Here's one easy peasy recipe....get a couple of chicken breasts and throw them in the crockpot with either bbq sauce or salsa. let them do their thing all day. Make a pot of rice (2 cups water to 1 cup rice, bring to a boil, let boil for 5 minutes, cover and turn the heat off. perfect rice in 20 minutes). Now...you can also get some sour cream, shredded cheese and whatever else and roll it all up in a big tortilla or serve the chicken over rice.

One dubbed "rice mess" by my kids....pot of rice, add chicken bullion to the water for flavor. While the rice is boiling, toss in some frozen veggies (I prefer corn and peas). While the rice is cooking, cut up the chicken breasts, sauté in a little oil, season with Old Bay. When the chicken and rice is done, toss the chicken in with the rice/veggie mixture. Take 20-30 minutes.

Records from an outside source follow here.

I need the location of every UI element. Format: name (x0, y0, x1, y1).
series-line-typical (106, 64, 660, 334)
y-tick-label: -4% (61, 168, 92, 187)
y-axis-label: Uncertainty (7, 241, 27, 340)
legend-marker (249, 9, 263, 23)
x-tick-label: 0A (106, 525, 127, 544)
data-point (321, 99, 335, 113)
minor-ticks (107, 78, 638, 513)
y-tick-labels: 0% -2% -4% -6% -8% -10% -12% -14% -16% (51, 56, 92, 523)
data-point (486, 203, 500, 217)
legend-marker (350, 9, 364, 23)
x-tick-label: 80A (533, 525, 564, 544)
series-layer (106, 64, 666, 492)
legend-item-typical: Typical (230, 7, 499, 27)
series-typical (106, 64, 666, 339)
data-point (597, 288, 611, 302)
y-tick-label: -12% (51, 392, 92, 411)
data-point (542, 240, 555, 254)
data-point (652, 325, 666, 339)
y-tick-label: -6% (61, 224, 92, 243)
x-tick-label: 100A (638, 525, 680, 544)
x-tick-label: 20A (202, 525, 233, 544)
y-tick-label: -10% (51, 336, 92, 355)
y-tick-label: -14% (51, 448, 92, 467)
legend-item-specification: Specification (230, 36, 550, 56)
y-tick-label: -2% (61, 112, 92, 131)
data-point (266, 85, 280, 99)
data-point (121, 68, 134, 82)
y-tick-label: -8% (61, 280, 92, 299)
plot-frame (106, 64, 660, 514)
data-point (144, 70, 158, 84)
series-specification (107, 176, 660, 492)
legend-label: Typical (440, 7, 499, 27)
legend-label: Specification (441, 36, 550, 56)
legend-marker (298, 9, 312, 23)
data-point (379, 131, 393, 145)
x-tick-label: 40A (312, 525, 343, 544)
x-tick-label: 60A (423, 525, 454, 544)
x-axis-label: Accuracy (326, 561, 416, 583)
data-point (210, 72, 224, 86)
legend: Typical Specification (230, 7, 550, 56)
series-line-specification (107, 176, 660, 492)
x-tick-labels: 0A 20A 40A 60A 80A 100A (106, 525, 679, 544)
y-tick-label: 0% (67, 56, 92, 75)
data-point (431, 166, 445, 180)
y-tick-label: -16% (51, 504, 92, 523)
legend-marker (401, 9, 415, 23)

Tilapia: little bit of lemon juice, sprinkle w/Old Bay. Put in the oven at 400 degrees F for about 20 minutes. Serve with some side dish.

Tonight's dinner was chicken breasts, cut up and sautéed, Ranch-Bacon Pasta salad w/added veggies. Prepare pasta salad according to package directions, adding a couple of handfuls of frozen veggies. When finished, toss chicken in with salad.

Gee...nobody taught me to "cook"...yet I can toss together dinner in about 30 minutes every night.

I do something similar in the crockpot when I'm feeling like something easy. Chicken breasts, a jar of salsa, a can of black beans and a can of corn. I serve it over rice and throw a little chopped cilantro on it if I have some on hand. The kids like to top it with with shredded cheese or sour cream, but it doesn't really need it.